Hayatın normal akışı devam ederse bizler de bir gün yolllara bakabiliriz.
Ezberlediğim ve sık sık okuğum "YAŞLILIK" adlı bir şiirim vardı sayın hocam. Yaşlıların kendini anlattığı bir şiir, haneye de bir kaç kez göndermiştim. Şehadet Teyzenin durumunu siz anlatınca aklıma geldi ve yine paylaşmak istedim.
Rahmetli için yaptıklarınız gerçekten çok değerli sayın hocam. Allah sizden razı olsun.
YAŞLILIK
Ben artık yaşlı bir insanım,
Çocukluk, gençlik bitmez sandım.
Gençken yaşlılığa çok var, derdim,
Yaşlanınca zamana akıl sır erdiremedim.
Şimdi sık sık titriyor ellerim,
Yakını da uzağı da seçemiyor gözlerim.
Alçak sesleri duymuyor kulaklarım,
Yaşlı bedenimi taşıyamıyor ayaklarım.
Günlerimin çoğu yalnız geçiyor,
Gözlerim hep yolda, birilerini bekliyor.
Keşke her gün gelse evlatlarım,
Çünkü her an gözümde tütüyor yavrularım.
Yaşlılık nasıl bir şey, biliyor musunuz?
Yasaklamış doktor yağı, şekeri bir de tuz.

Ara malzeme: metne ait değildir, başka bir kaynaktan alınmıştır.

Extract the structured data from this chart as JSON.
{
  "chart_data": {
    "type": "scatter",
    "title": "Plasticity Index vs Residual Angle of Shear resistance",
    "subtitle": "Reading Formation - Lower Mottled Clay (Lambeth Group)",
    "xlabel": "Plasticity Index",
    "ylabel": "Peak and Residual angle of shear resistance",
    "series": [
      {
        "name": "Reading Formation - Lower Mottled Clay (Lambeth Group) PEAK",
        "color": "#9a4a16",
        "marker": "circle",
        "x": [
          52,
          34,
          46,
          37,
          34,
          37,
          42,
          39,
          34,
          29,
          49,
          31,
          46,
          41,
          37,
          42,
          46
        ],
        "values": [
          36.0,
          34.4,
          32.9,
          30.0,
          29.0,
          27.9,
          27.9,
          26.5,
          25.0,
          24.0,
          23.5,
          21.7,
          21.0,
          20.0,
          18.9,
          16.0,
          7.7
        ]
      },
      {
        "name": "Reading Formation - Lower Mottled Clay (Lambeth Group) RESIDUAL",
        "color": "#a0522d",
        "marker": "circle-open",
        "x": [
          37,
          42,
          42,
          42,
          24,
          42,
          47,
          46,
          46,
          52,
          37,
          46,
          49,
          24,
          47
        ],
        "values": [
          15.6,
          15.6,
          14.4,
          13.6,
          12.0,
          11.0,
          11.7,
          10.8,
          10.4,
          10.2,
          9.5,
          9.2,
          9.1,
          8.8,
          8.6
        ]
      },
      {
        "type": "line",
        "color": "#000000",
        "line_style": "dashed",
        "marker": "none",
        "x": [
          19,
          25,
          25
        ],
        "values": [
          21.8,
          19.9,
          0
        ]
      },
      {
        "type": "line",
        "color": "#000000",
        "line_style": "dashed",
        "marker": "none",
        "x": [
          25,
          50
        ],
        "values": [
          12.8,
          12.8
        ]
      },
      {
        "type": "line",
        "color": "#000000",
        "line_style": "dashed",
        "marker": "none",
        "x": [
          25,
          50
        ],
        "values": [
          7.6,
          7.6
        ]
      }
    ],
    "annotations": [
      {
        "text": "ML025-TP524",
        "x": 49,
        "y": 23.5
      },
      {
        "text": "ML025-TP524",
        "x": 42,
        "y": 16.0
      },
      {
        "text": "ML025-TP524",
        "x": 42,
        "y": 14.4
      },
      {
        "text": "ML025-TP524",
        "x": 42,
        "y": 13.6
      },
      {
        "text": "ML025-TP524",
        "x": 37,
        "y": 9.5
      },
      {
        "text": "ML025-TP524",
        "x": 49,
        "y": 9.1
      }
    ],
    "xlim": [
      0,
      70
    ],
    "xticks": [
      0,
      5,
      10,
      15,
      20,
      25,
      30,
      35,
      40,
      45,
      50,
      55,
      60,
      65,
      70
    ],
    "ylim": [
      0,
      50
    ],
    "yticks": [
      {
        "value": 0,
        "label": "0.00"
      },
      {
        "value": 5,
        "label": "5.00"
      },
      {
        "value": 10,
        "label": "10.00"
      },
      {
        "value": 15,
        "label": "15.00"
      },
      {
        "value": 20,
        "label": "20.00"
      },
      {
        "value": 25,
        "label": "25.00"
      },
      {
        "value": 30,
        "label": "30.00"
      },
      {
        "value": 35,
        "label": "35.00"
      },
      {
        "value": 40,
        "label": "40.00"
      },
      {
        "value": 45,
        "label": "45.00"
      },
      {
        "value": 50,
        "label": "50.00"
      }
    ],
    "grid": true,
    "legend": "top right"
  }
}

Düşerim diye hep korkuyorsun,
Kırarsam bir yerimi, kim bakar diyorsun.
Sürekli korku, sıkıntı ve kaygı,
Mutlu olurum, görürsem sizden saygı.
Şikayetçi olmamalıyım yaşlılıktan,
Alıştım artık böyle yaşamaya çoktan.
İsterdim ki yaşlılığı öğrenin,
Gençliğinizin kıymetini iyi bilin.
Ben ölüm korkusunu çoktan aştım,
Acı çekmeden ölmek en büyük aşkım.
Siz de yaşlanacaksınız bilin bunu,
Sakın unutmayın yaşlılıktır gençliğinizin sonu.
Ben de bitmez gençlik demiştim hatırladınız mı onu,
Hatırlamıyorum artık çocukken oynadığım en iyi oyunu.
Ara sıra tutun ellerimizden titremesin,
Anlattığımız anılar sıkılmadan dinlenilsin.
Mümkünse arada bir evimizi temizleyin,
Ölüme çok yakınken şu ihtiyarı mutlu edin.
Kış günlerinde sobamızı bir yakın,
Soğuk olan bu günlerde ölüm bize çok yakın.
Gücüm kalmamış kıyamıyorum odunları,
Kıyarsanız odunları, unutmayın çalı çırpıları.
Eskisi gibi yiyip içemiyor insan,
Çaya ekmek doğrayıp yiyorum, buna inan.
Keşke bazen olsa bir tas sıcak çorba,
Hasret kaldım köfteye bir de kebaba.
Ne olur, ne olur unutmayın bizi,
Umutla, sevgiyle doldurun kalbimizi.
Bizim için ilgi, en büyük ihtiyaç,
Sen de olacaksın ilgiye bir gün muhtaç.